Combining exchangeable p-values
Matteo Gasparin, Ruodu Wang, Aaditya Ramdas
TL;DR
This work tackles the merge of multiple p-values under exchangeability, showing that substantial power improvements are possible beyond classical rules by exploiting exchangeable structure or external randomization. Central to the approach is a dual calibrator–e-value representation that ties p-merging rules to e-values and Markov-type inequalities, enabling both exchangeable and randomized enhancements of rules such as Rüger, Hommel, and the arithmetic, harmonic, and geometric means. The authors derive new ex-p and randomized p-merging functions, prove dominance over existing symmetric procedures, and provide sequential, asymptotic, and simulation results to illustrate practical gains and implementation considerations. The findings offer actionable guidance for global null testing and multiple testing scenarios where p-values arise in exchangeable streams or under unknown dependency, with applications to sample-splitting and online updating. Overall, the paper contributes a systematic, theory-backed framework for stronger, exchangeability-aware p-value merging with broad applicability in statistics and related fields.
Abstract
The problem of combining p-values is an old and fundamental one, and the classic assumption of independence is often violated or unverifiable in many applications. There are many well-known rules that can combine a set of arbitrarily dependent p-values (for the same hypothesis) into a single p-value.
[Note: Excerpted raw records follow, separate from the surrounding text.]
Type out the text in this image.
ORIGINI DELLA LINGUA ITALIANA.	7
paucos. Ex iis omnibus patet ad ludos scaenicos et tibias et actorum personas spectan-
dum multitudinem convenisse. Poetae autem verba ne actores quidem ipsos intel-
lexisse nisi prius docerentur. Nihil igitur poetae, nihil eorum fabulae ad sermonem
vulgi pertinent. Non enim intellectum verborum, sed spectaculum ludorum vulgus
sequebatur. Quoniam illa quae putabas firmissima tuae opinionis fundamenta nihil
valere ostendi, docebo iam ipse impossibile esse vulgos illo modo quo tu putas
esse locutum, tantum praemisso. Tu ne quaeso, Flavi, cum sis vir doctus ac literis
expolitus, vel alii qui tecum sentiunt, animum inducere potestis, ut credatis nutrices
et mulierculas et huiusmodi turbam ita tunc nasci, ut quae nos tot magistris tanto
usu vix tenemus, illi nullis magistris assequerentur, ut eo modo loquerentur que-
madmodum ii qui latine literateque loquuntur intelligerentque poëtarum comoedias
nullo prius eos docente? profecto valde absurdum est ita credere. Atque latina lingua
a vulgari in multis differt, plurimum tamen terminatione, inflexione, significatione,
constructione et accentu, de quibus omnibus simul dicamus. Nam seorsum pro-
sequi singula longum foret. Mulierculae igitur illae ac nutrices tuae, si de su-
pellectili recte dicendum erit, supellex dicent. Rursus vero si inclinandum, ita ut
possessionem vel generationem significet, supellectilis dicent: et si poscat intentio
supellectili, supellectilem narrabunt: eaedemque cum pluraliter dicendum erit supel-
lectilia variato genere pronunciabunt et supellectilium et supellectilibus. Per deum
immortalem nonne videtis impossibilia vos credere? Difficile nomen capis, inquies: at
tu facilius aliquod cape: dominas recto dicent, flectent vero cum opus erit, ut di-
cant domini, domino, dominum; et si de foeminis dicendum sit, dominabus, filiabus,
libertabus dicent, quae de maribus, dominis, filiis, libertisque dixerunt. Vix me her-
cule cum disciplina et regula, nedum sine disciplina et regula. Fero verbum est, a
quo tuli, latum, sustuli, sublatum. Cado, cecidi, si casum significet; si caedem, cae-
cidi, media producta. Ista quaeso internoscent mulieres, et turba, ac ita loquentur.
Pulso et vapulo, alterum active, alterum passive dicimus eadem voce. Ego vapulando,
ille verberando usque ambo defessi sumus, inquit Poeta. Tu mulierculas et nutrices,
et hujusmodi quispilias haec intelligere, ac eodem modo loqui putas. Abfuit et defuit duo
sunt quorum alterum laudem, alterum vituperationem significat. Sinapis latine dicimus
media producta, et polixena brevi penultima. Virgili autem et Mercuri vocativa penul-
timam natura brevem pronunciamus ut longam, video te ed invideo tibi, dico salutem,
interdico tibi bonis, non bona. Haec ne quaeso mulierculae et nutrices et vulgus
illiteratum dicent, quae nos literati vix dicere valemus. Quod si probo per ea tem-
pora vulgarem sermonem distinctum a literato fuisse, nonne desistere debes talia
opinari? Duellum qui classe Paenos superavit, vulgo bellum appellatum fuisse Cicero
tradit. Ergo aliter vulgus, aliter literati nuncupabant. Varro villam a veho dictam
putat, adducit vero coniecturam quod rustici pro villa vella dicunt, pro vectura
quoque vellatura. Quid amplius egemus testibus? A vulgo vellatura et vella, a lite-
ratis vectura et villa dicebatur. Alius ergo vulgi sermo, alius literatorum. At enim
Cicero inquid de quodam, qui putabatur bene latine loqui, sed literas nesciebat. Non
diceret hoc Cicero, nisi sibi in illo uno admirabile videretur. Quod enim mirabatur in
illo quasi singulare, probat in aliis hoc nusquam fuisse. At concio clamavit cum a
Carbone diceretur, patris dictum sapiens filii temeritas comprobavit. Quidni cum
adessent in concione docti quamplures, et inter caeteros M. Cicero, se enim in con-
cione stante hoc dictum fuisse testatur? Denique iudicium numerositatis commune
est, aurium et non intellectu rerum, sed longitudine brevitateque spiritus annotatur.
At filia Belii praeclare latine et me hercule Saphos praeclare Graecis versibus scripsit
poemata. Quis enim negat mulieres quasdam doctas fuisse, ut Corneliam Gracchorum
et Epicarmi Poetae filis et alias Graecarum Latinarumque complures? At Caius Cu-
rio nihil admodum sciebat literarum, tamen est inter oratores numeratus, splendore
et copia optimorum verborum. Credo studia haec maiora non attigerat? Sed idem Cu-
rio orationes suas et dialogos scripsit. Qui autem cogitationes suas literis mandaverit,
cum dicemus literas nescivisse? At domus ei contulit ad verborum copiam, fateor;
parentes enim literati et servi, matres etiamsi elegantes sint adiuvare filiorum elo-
We show that essentially all these existing rules can be strictly improved when the p-values are exchangeable, or when external randomization is allowed (or both). For example, we derive randomized and/or exchangeable improvements of well known rules like ``twice the median'' and ``twice the average'', as well as geometric and harmonic means. Exchangeable p-values are often produced one at a time (for example, under repeated tests involving data splitting), and our rules can combine them sequentially as they are produced, stopping when the combined p-values stabilize. Our work also improves rules for combining arbitrarily dependent p-values, since the latter becomes exchangeable if they are presented to the analyst in a random order. The main technical advance is to show that all existing combination rules can be obtained by calibrating the p-values to e-values (using an $α$-dependent calibrator), averaging those e-values, converting to a level-$α$ test using Markov's inequality, and finally obtaining p-values by combining this family of tests; the improvements are delivered via recent randomized and exchangeable variants of Markov's inequality.